An Ottawa man was sentenced to 10 years of prison on Monday after he was found guilty of helping produce video and imagery for a neo-Nazi group that called for violence against Jewish people and other visible minorities.
Patrick Macdonald , 27, was found guilty earlier this year of participating in the activities of a known terror group, facilitating terrorist activity through the production of propaganda films and promoting hate speech.
Superior Court Justice Robert Smith handed down the 10-year sentence on Monday.
He told the court Macdonald knowingly participated in an activity by the terrorist group by producing three propaganda and recruitment videos using his graphic designer skills as well as multimedia equipment.
In one of the videos, Macdonald could be seen wearing battle fatigues and carrying a machine gun, Smith said.
Smith also said Macdonald shared the recruitment and propaganda videos with other neo-Nazi groups, and thus helped terrorist activities by seeking to recruit additional members to a known terror organization. The justice added this encouraged the formation of “lone wolf cells” to commit violent terror against minority groups to accelerate a race war.
Macdonald also published propaganda images online under the alias “Dark Foreigner,” Smith said.
“Encouraging individuals to join a terrorist group and to participate in a terrorist activity is a serious event in a democratic country such as Canada, such conduct must be strongly denounced and encouraged by the court by imposing a lengthy total sentence of 10 years in prison,” Smith said.
However, Smith said Macdonald has apologized in court and has participated in Project ReSET for the last two years. Project ReSet is a five-year initiative by the John Howard Society of Ottawa to disengage people in Eastern Ontario from extremist-based violence.
Macdonald has also volunteered his time at organizations that helped minority communities, apologized in court and has renounced his hateful and violent ideologies, the judge said.

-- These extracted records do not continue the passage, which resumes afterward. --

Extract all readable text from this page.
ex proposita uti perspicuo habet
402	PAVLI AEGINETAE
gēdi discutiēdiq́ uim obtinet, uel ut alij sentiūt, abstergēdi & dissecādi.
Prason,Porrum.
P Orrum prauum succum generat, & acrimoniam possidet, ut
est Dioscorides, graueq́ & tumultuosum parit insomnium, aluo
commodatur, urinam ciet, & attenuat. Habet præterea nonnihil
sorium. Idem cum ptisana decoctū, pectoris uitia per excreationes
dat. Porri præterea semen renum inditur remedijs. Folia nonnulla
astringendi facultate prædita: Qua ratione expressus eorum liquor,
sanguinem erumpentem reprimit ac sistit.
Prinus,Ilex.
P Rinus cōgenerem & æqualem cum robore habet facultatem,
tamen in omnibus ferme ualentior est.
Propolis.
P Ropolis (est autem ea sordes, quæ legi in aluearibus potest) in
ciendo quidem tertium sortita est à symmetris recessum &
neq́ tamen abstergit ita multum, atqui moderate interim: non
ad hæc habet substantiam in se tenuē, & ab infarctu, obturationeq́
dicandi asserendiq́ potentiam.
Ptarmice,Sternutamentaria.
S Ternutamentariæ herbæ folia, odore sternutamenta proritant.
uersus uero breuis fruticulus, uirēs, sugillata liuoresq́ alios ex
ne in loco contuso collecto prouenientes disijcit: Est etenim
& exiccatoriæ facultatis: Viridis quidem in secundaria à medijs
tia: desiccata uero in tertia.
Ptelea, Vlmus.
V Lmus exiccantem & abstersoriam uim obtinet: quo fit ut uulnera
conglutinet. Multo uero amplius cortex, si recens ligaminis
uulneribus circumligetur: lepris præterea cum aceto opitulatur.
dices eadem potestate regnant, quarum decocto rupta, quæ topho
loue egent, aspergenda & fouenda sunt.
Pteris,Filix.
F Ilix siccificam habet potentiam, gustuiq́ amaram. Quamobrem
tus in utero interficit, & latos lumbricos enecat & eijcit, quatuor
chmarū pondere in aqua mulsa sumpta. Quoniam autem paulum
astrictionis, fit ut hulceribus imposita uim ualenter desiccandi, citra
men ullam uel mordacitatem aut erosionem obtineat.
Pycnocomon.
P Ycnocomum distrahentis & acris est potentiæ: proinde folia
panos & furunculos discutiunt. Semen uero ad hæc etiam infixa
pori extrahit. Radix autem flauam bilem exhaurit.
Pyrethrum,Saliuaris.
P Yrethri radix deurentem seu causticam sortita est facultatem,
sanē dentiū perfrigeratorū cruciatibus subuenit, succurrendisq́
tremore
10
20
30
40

Throughout the trial, Crown prosecutors argued that Macdonald used his skills as a graphic designer to produce recruitment videos and imagery for the Atomwaffen Division, a group linked with spreading neo-Nazi propaganda. The Crown argued that Macdonald posted the videos and “violent images and statements” online, which promoted hatred against Jewish people and other minority groups.
Defence lawyers had said the evidence was circumstantial and did not connect him to the political recruitment videos for the group. The Atomwaffen Division is based out of the United States, and was labelled a terrorist entity in Canada in 2021.
The Crown had urged the judge to sentence Macdonald to 14 years, while defence lawyers said he should only be sentenced for six to seven years, with about 10 months credited for time served in custody.
Evan Balgord, executive director of the Canadian Anti-Hate Network, called the sentence “significant.”
“This was not just a slap on the wrist,” he said.
“I think Patrick McDonald got the sentence he should have. He was really responsible for creating this new visual language of the sort of modern-day terroristic neo-Nazi movements. So his work and his aesthetic will last much longer than his personal involvement did, as far as we know, and may continue to have an impact.”
He also said this could set a precedent for other hate-related court cases in the future. Seth Bertrand, 22, was recently found guilty of participating in the activity of Atomwaffen Division in Windsor. Kristoffer Nippak and Matthew Althorpe, two men accused of helping Atomwaffen Division, are set to have their judge-alone trial in Toronto next January.
But Balgord wants the Criminal Code to be reformed to acknowledge the severity of hate crimes and the impacts they have on minority groups across Canada.
Data from the Canadian Race Relations Foundation said one in six Canadians reported that they have experienced, possibly or definitively, a hate crime in the past year. However, only one of four of those who definitely or suspect they experienced a hate crime reported this experience to the police.
“Generally speaking, the system that deals with hate crimes doesn’t work very well at all,” he said. “In general, I’d like to see some changes to the criminal code to address what I’m going to call prevalent forms of hate crimes.”
Balgord urged Ottawans to fight against hate groups who are using their influence to create racist and hateful government policies, such as “re-migration,” a far-right concept of ethnic cleansing via mass deportation of non-white immigrants and their descendants.
Local anti-racist demonstrations and rallies in response to racist and fascist policies are an “excellent” way to do that, he said.
“People just need to be on the lookout for where these ideas live, where they’re coming from, who’s being influenced by them when they start making their way into mainstream politics, and to be responsive to them,” Balgord said.